NEW YORK – The UK's National Institute for Health and Care Excellence (NICE) on Tuesday issued a final guidance recommending AstraZeneca's Tagrisso (osimertinib) as an adjuvant treatment for patients with EGFR-mutated non-small cell lung cancer.
NICE estimates that nearly 600 people with this type of cancer in England could benefit from Tagrisso. Patients have been able to access the EGFR tyrosine kinase inhibitor through the Cancer Drugs Fund (CDF) since January 2022, but the new draft guidance recommends that it become available for routine treatment within the National Health Service.
Initially, NICE recommended offering adjuvant Tagrisso through the CDF rather than the NHS due to the immaturity of the survival data at the time, but the clinical trial data have now matured. After five years, 88 percent of patients prescribed Tagrisso were still alive, versus 78 percent among patients given a placebo.
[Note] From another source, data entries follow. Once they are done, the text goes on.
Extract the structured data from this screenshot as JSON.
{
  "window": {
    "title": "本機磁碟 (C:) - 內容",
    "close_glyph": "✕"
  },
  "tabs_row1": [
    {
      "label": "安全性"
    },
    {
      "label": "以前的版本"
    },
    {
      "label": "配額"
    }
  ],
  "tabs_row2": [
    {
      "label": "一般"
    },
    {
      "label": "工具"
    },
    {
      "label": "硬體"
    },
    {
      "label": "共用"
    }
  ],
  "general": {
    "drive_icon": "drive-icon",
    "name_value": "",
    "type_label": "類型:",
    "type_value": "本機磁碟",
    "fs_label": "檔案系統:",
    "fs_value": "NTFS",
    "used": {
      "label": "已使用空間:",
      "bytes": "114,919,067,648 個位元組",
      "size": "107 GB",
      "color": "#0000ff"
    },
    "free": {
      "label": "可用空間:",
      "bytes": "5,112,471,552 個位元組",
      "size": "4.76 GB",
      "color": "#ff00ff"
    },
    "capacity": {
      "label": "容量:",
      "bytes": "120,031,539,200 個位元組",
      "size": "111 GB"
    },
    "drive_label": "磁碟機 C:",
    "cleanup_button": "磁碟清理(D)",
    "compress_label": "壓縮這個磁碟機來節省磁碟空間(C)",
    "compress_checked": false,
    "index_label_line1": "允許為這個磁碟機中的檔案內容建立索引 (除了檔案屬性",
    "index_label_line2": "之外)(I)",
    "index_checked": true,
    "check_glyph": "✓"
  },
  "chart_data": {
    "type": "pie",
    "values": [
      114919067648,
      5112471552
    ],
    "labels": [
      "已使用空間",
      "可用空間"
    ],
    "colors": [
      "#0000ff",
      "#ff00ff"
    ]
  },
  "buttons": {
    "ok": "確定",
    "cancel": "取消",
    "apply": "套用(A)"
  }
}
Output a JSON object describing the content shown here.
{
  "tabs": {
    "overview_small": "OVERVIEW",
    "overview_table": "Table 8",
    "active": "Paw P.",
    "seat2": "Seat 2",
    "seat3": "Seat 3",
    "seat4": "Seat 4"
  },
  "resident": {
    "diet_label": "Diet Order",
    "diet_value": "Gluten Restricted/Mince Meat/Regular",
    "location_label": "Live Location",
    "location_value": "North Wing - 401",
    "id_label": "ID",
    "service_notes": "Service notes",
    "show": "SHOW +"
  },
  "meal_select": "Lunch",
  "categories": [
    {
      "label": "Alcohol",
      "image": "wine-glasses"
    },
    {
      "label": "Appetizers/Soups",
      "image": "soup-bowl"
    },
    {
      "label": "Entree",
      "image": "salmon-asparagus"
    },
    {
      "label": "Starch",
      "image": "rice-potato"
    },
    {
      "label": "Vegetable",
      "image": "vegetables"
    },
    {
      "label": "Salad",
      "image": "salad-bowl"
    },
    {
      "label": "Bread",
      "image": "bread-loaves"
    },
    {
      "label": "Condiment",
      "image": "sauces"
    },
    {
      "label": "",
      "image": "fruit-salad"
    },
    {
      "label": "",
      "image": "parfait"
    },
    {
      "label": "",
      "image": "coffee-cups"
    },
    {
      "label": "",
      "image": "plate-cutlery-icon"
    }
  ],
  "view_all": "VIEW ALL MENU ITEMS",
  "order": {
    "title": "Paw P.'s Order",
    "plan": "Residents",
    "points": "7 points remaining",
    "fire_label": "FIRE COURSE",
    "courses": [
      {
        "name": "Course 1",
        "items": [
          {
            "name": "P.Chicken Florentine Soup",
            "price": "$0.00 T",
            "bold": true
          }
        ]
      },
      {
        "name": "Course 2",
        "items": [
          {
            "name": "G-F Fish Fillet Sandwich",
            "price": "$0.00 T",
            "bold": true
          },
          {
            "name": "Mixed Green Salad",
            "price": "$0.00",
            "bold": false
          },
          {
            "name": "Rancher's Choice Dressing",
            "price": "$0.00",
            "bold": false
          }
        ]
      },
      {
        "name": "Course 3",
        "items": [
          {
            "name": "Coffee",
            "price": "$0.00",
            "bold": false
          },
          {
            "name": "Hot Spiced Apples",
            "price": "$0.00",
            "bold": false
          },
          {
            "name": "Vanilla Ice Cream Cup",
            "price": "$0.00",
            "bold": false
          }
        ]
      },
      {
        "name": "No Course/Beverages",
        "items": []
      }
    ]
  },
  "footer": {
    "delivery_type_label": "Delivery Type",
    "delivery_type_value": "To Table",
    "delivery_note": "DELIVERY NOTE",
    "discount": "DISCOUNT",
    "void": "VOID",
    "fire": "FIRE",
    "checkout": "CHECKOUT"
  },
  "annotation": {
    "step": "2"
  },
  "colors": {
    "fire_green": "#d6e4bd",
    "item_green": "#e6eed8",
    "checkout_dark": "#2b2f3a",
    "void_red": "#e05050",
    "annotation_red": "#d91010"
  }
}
As for disease-free survival, patients on adjuvant Tagrisso lived a median 65.8 months without their cancers returning, whereas patients who received placebo lived a median 28.1 months without their cancers returning.
"The information gathered during this drug's time in the CDF and further clinical studies means we can make this positive recommendation," Helen Knight, director of medicines evaluation at NICE, said in a statement.
AstraZeneca and NHS England have settled on a confidential commercial arrangement, through which AstraZeneca will sell Tagrisso to the NHS at a discounted price. The list price for a month's supply of 80 mg Tagrisso tablets is £5,770 ($7,116.60).
The US Food and Drug Administration approved adjuvant Tagrisso for early-stage EGFR-mutated NSCLC in 2020 based on data from the Phase III ADAURA clinical trial.
Shortly thereafter, the UK's Medicines and Healthcare Products Regulatory Agency (MHRA) authorized Tagrisso in the same setting through Project Orbis, an FDA program meant to allow sponsors to pursue expedited reviews in multiple countries at once.
NICE has also backed Tagrisso in the metastatic EGFR-mutated NSCLC setting.